Chemistry
Research Advisor: Stephan Link
Improper protein folding can have grave medical consequences. Alzheimer’s disease and Parkinson’s, for example, emerge when misfolded proteins aggregate and disrupt the function of neurons in the brain. When proteins in the body come in contact with foreign surfaces, such as implanted medical devices, their interaction with the surface can cause them to denature. While we don’t have evidence to suggest that medical devices cause neurodegenerative diseases, the interaction of proteins with foreign surfaces, “can cause outcomes including inflammation, infection, and blood clot formation,” explained chemistry graduate student Lauren Warning.
Warning works under advisor Stephan Link investigating protein conformation at these types of interfaces. She can monitor unfolding of an individual protein by using specially-designed microscopes to measure the distance between two fluorescent dyes attached to the same protein. This gives her conformational information about the protein by telling her the relative positions of the parts of the protein to which the dye molecules are attached. Even with single-molecule fluorescence microscopes, however, it can be difficult to distinguish between two fluorescence sources located so close to one another because the signals overlap -- it just ends up looking like one big blob of light.
Warning addresses this problem using photobleaching -- the same process by which light from the sun gradually destroys dye molecules and fades colored plastics and fabrics that sit outside for too long. By shining a laser onto her samples, she can inactivate some of the dye molecules. Then, she can look at members of the protein population that are missing one dye or the other. She can subtract the individual signals from each dye molecule from the signal before photobleaching to determine which portions of the total signal correspond to each fluorescent dye. After pinpointing the locations of the dye groups, Warning can quantify protein unfolding on her experimental surfaces.

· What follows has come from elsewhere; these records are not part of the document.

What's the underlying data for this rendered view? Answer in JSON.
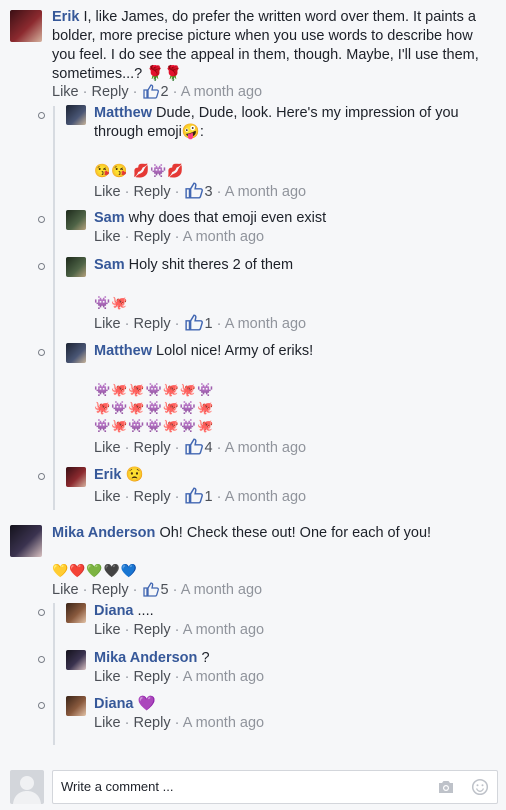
{
  "actions": {
    "like": "Like",
    "reply": "Reply",
    "sep": "·"
  },
  "comments": [
    {
      "name": "Erik",
      "text": "I, like James, do prefer the written word over them. It paints a bolder, more precise picture when you use words to describe how you feel. I do see the appeal in them, though. Maybe, I'll use them, sometimes...? 🌹🌹",
      "likes": "2",
      "time": "A month ago"
    },
    {
      "name": "Matthew",
      "text": "Dude, Dude, look. Here's my impression of you through emoji🤪:",
      "emoji": "😘😘 💋👾💋",
      "likes": "3",
      "time": "A month ago"
    },
    {
      "name": "Sam",
      "text": "why does that emoji even exist",
      "time": "A month ago"
    },
    {
      "name": "Sam",
      "text": "Holy shit theres 2 of them",
      "emoji": "👾🐙",
      "likes": "1",
      "time": "A month ago"
    },
    {
      "name": "Matthew",
      "text": "Lolol nice! Army of eriks!",
      "emoji_lines": [
        "👾🐙🐙👾🐙🐙👾",
        "🐙👾🐙👾🐙👾🐙",
        "👾🐙👾👾🐙👾🐙"
      ],
      "likes": "4",
      "time": "A month ago"
    },
    {
      "name": "Erik",
      "text": "😟",
      "likes": "1",
      "time": "A month ago"
    },
    {
      "name": "Mika Anderson",
      "text": "Oh! Check these out! One for each of you!",
      "emoji": "💛❤️💚🖤💙",
      "likes": "5",
      "time": "A month ago"
    },
    {
      "name": "Diana",
      "text": "....",
      "time": "A month ago"
    },
    {
      "name": "Mika Anderson",
      "text": "?",
      "time": "A month ago"
    },
    {
      "name": "Diana",
      "text": "💜",
      "time": "A month ago"
    }
  ],
  "composer": {
    "placeholder": "Write a comment ..."
  },
  "colors": {
    "link": "#365899",
    "meta": "#90949c",
    "like_blue": "#4267b2"
  }
}
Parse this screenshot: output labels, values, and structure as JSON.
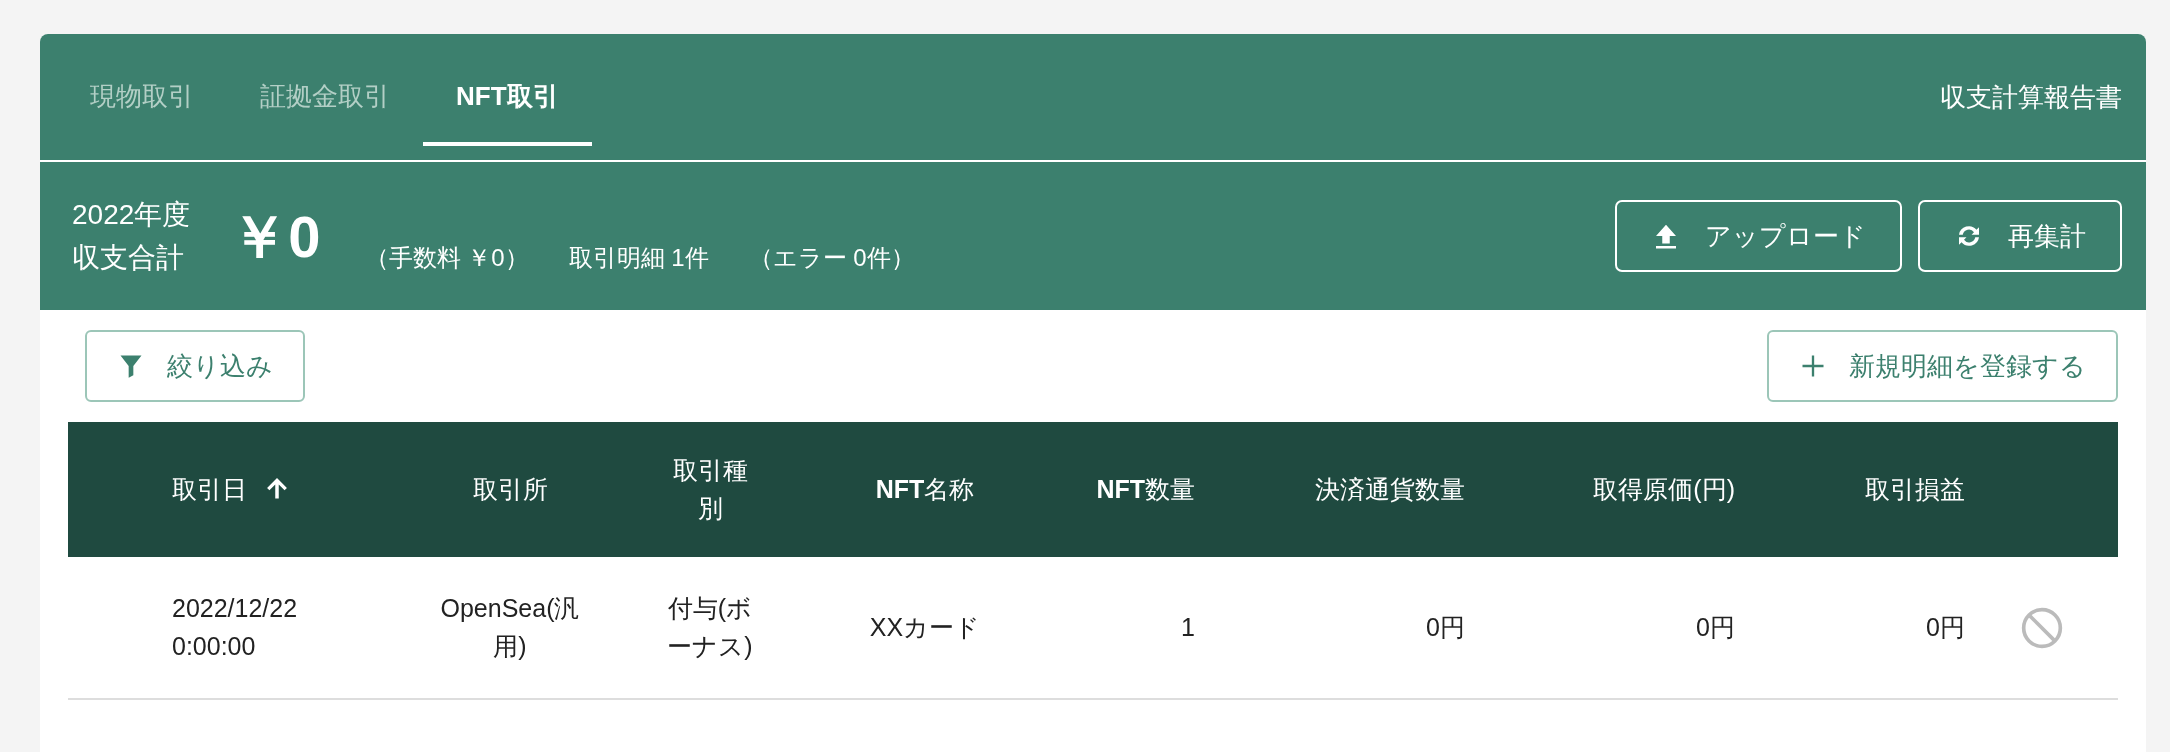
{
  "tabs": [
    {
      "label": "現物取引",
      "selected": false
    },
    {
      "label": "証拠金取引",
      "selected": false
    },
    {
      "label": "NFT取引",
      "selected": true
    }
  ],
  "report_link": "収支計算報告書",
  "summary": {
    "year_label": "2022年度",
    "total_label": "収支合計",
    "total": "￥0",
    "fee": "（手数料 ￥0）",
    "count": "取引明細 1件",
    "errors": "（エラー 0件）"
  },
  "header_buttons": [
    "アップロード",
    "再集計"
  ],
  "filter_button": "絞り込み",
  "new_button": "新規明細を登録する",
  "table": {
    "columns": [
      {
        "label": "取引日",
        "kind": "text",
        "sorted": true
      },
      {
        "label": "取引所",
        "kind": "center"
      },
      {
        "label": "取引種別",
        "kind": "center"
      },
      {
        "label": "**NFT**名称",
        "kind": "center"
      },
      {
        "label": "**NFT**数量",
        "kind": "number"
      },
      {
        "label": "決済通貨数量",
        "kind": "number"
      },
      {
        "label": "取得原価(円)",
        "kind": "number"
      },
      {
        "label": "取引損益",
        "kind": "number"
      }
    ],
    "rows": [
      {
        "cells": [
          "2022/12/22 0:00:00",
          "OpenSea(汎用)",
          "付与(ボーナス)",
          "XXカード",
          "1",
          "0円",
          "0円",
          "0円"
        ],
        "disabled": true
      }
    ]
  }
}
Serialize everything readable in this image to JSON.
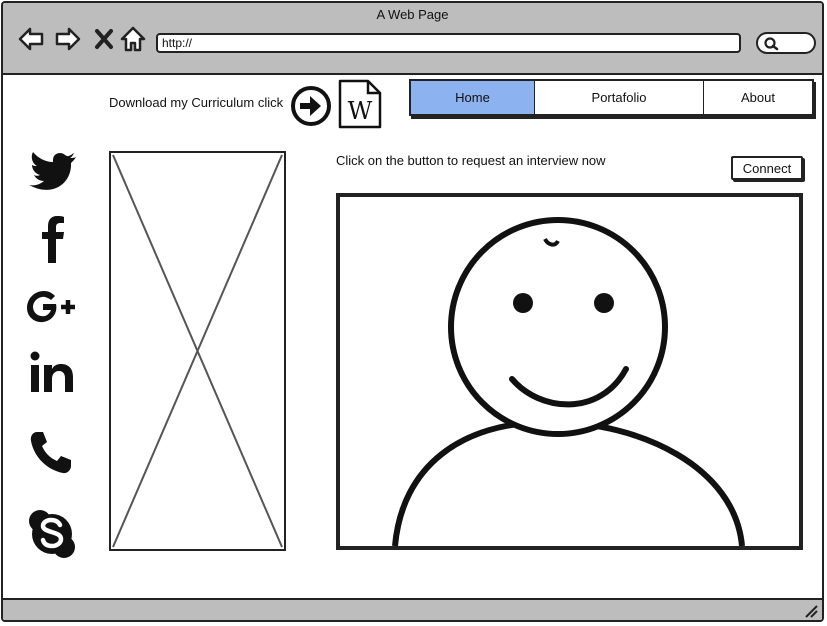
{
  "window": {
    "title": "A Web Page"
  },
  "browser": {
    "url": "http://",
    "nav_icons": [
      "back-arrow-icon",
      "forward-arrow-icon",
      "close-x-icon",
      "home-icon"
    ],
    "search_icon": "magnifier-icon"
  },
  "header": {
    "cv_text": "Download my Curriculum click",
    "arrow_icon": "circle-arrow-right-icon",
    "file_icon": "word-document-icon",
    "file_letter": "W"
  },
  "tabs": [
    {
      "label": "Home",
      "selected": true
    },
    {
      "label": "Portafolio",
      "selected": false
    },
    {
      "label": "About",
      "selected": false
    }
  ],
  "social_icons": [
    "twitter-icon",
    "facebook-icon",
    "google-plus-icon",
    "linkedin-icon",
    "phone-icon",
    "skype-icon"
  ],
  "main": {
    "interview_text": "Click on the button to request an interview now",
    "connect_label": "Connect",
    "image_placeholder_icon": "image-placeholder-x",
    "video_icon": "smiley-person-icon"
  },
  "colors": {
    "chrome": "#bdbdbd",
    "selected_tab": "#8db2f0",
    "stroke": "#222222"
  }
}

Using these techniques, Warning has found that proteins exhibit less conformational change on surfaces when they’re in environments crowded with other proteins because this crowding restricts movement. “A lot of times, when scientists investigate protein unfolding, they do it in a less crowded environment than you would actually see in a biological system that’s packed full of proteins. We showed that this makes a difference,” Warning explained. “Sometimes medical devices are made with biofilms designed to reduce protein adsorption, and this can also make the surface less crowded with proteins.” If surfaces packed with proteins reduce denaturation at the interface, then such biofilms might not be beneficial.
“My research provides me with an avenue to combine my interests in both physical chemistry and medicine,” said Warning. “When I first entered college, my plan was to go to medical school. I found pretty early on that I was enjoying my chemistry classes more than my biology classes, so I started getting involved with chemistry research.” Warning made the decision to attend graduate school instead of medical school when she saw a conference presentation about using lasers and gold nanoparticles to kill cancer cells and realized that she could impact human health while still pursuing the discipline she loved.
“I really like to teach general chemistry to an audience of people who maybe don’t realize they’re interested in chemistry because that’s how I was. I didn’t innately know I wanted to do chemistry; it was by interacting with very passionate professors that I developed that interest,” she said. After graduation, Warning plans to teach at the university level and help other students discover their passion for chemistry.